Melanie Philips thought she wanted the Village Eatinghouse to remain the same if she and her husband, Clay, sold it — right down to the decorative salt and pepper shakers on each dining table.
The Philipses realized, however, that what they really wanted was someone who would continue their commitment to food, art and community in a new eatery.
The couple completed the sale of the Eatinghouse’s equipment and phone list this week to Audra Knisely, of Walker Township, who through meetings over the past month gave the Philipses confidence she will be as dedicated to food, art and the community as they were.
Knisely, whose parents own Knisely Shredding and Michelle’s Dog House, wants to call her restaurant Corner Cafe and Grill, but the state needs to approve it first. Her family also owns Ingram Fuels.
“I’ve wanted to open my own business for what seems like forever, probably since high school,” Knisely said. “A restaurant has always been at the top my my list, and this worked for me.”
The restaurant will close May 23 with a party to honor the Philips’ time there. Knisely plans to open her restaurant in late June.
She was drawn to Village Eatinghouse as a customer before she was a buyer.
“Melanie and Clay are great people, and I love what they created, so when I noticed it was up for sale I decided to come in and speak with them, and it worked out great,” she said. “I’m, of course, nervous. All business is a risk, but I feel like it’s right for me.”
“We’re both taking a chance, though, and doing what we really want to do,” Melanie said.
The Philipses will consult with Knisely through August on food prep, recipe development, food sourcing and running the day-to-day business.
Their specialty-food product line will continue to go by the name Village Eatinghouse and be sold at Knisely’s restaurant.
“People love coming in for that, so why would I ever want to get rid of it?” Knisely said.
The Philipses built a commercial kitchen in their home to produce seven original dressings, sauces and spice blends and plan to create more.
“We’ve got some great ideas and projects people will be interested in, but we’ve always needed more time to do it,” Melanie said.
Kneading Body Spa, in Philipsburg, closed its doors May 1.
Owner Davina Haponski, who announced the closing in early April, did not return requests for comment.
“I appreciate your continued support over the last five years,” she said in an April 2 Facebook post. “It has been an amazing journey for me to have opened my own spa.”
Haubert Homes’ run will come to an end after about 60 years in business.
Owner Don Haubert Sr. could not be reached for comment.
According to a statement by Fogarty Homes, based in Lewisburg, Haubert Homes’ operations began to wind down in April and that all plans formerly offered could be built through Fogarty Homes.
Fogarty Homes co-owner Brad Haubert did not respond to requests for comment.
Bellefonte Twist also closed its doors.
The ice cream shop, which used to be a Dairy Queen, changed its stripes in 2013 to become a small business. It is not clear who owned the business when it closed.

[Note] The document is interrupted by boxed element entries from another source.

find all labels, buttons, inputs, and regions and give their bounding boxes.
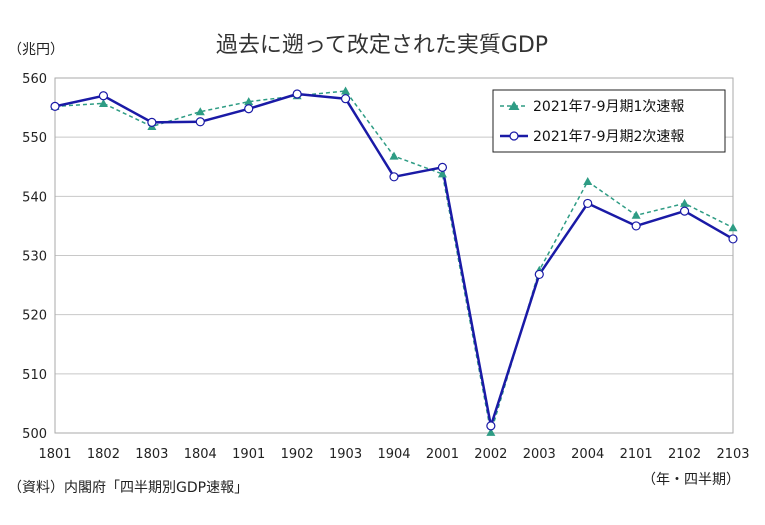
legend-label-series-1: 2021年7-9月期1次速報 [533,99,684,115]
gridlines [55,136,733,375]
x-tick-label: 2002 [474,447,507,462]
y-tick-label: 500 [22,427,47,442]
series-layer [50,86,738,436]
data-point-series-2 [534,269,544,280]
legend-label-series-2: 2021年7-9月期2次速報 [533,129,684,145]
legend-box [492,89,726,153]
x-tick-label: 1801 [38,447,71,462]
data-point-series-2 [728,234,738,244]
y-tick-label: 560 [22,72,47,87]
x-axis-unit: （年・四半期） [642,472,740,488]
x-tick-label: 1903 [329,447,362,462]
x-tick-label: 2103 [716,447,749,462]
legend-marker-series-2 [509,131,519,141]
data-point-series-2 [389,172,399,182]
data-point-series-2 [486,421,496,431]
data-point-series-2 [292,89,302,99]
data-point-series-2 [244,104,254,114]
data-point-series-2 [631,221,641,231]
x-tick-label: 2001 [426,447,459,462]
x-tick-label: 1803 [135,447,168,462]
x-tick-label: 2101 [620,447,653,462]
y-axis-unit: （兆円） [8,42,64,58]
data-point-series-2 [98,91,109,101]
data-point-series-2 [340,94,351,104]
data-point-series-2 [50,101,60,112]
x-tick-label: 2003 [523,447,556,462]
data-point-series-2 [583,198,593,209]
data-point-series-1 [728,223,738,232]
x-tick-label: 1901 [232,447,265,462]
x-tick-label: 2102 [668,447,701,462]
y-axis-ticks: 500 510 520 530 540 550 560 [22,72,47,442]
y-tick-label: 510 [22,368,47,383]
data-point-series-2 [437,162,448,172]
data-point-series-1 [195,107,205,116]
data-point-series-1 [583,177,593,186]
data-point-series-1 [244,97,254,106]
data-point-series-1 [631,210,641,219]
y-tick-label: 520 [22,309,47,324]
data-point-series-2 [147,117,157,127]
data-point-series-1 [437,169,447,178]
data-point-series-1 [341,86,351,95]
legend-marker-series-1 [508,101,520,110]
data-point-series-1 [680,198,690,207]
data-point-series-1 [98,98,108,107]
x-tick-label: 1802 [87,447,120,462]
data-point-series-2 [679,206,690,216]
x-tick-label: 1902 [281,447,314,462]
x-tick-label: 1804 [184,447,217,462]
x-axis-ticks: 1801 1802 1803 1804 1901 1902 1903 1904 2001 2002… [38,447,749,462]
chart-title: 過去に遡って改定された実質GDP [216,33,548,58]
data-point-series-2 [195,117,205,127]
y-tick-label: 540 [22,190,47,205]
y-tick-label: 530 [22,250,47,265]
plot-area [54,77,734,434]
x-tick-label: 1904 [377,447,410,462]
y-tick-label: 550 [22,131,47,146]
data-point-series-1 [389,151,399,160]
legend: 2021年7-9月期1次速報 2021年7-9月期2次速報 [492,89,726,153]
source-note: （資料）内閣府「四半期別GDP速報」 [8,480,248,496]
data-point-series-1 [486,427,496,436]
x-tick-label: 2004 [571,447,604,462]
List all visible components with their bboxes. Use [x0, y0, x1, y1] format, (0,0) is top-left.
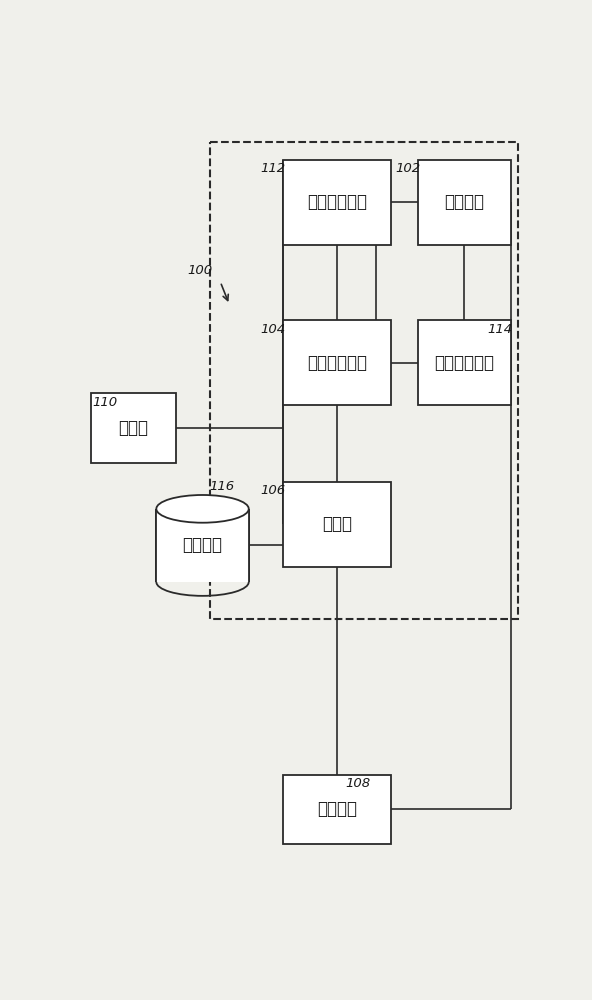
Text: 实验方案: 实验方案 — [182, 536, 223, 554]
Text: 控制器: 控制器 — [322, 515, 352, 533]
Ellipse shape — [156, 495, 249, 523]
Text: 114: 114 — [487, 323, 513, 336]
Text: 116: 116 — [210, 480, 234, 493]
Bar — [284, 320, 391, 405]
Text: 用户界面: 用户界面 — [317, 800, 358, 818]
Text: 数据采集单元: 数据采集单元 — [307, 354, 367, 372]
Text: 测试探针: 测试探针 — [445, 193, 484, 211]
Text: 108: 108 — [345, 777, 370, 790]
Text: 112: 112 — [260, 162, 285, 175]
Text: 100: 100 — [188, 264, 213, 277]
Text: 106: 106 — [260, 484, 285, 497]
Bar — [210, 142, 518, 619]
Bar — [91, 393, 176, 463]
Text: 110: 110 — [92, 396, 118, 409]
Text: 主电源: 主电源 — [118, 419, 148, 437]
Text: 信号调节单元: 信号调节单元 — [307, 193, 367, 211]
Bar — [156, 509, 249, 582]
Text: 102: 102 — [395, 162, 420, 175]
Bar — [284, 482, 391, 567]
Bar — [284, 160, 391, 245]
Text: 测试控制单元: 测试控制单元 — [435, 354, 494, 372]
Bar — [284, 774, 391, 844]
Bar — [418, 320, 510, 405]
Text: 104: 104 — [260, 323, 285, 336]
Bar — [418, 160, 510, 245]
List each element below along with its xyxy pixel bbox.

Every small business gets a little help from someone.
The Penn State Small Business Development Center, which recently released its statistics for 2014, is there to offer a hand.
In 2014, according to an SBDC press release, the center assisted about 500 clients in Centre and Mifflin counties. The services and seminars offered by the SBDC also helped to start 23 businesses, create about 130 jobs and secure more than $3.3 million in financing opportunities.
The SBDC assists entrepreneurs in starting, improving and expanding their business by providing free, confidential consulting services.
Businesses that have benefited from the SBDC include Pick ‘em Up Productions and Rugrats Resale, Sweet Heat Gourmet and Bonfatto’s.
Lydia Myers, owner of Pick’em Productions and Rugrats Resale, got help from SBDC senior consultant Linda Feltman to start her first venture and to purchase Rugrats Resale.
“I couldn’t figure out what forms I should fill out or who I needed to talk to,” Myers said. “I finally learned about the Penn State Small Business Development Center, set up a meeting and literally by the end of the day I had my employee ID number. They were able to help us navigate through all the paperwork and made sure all the I’s were dotted and the T’s were crossed.”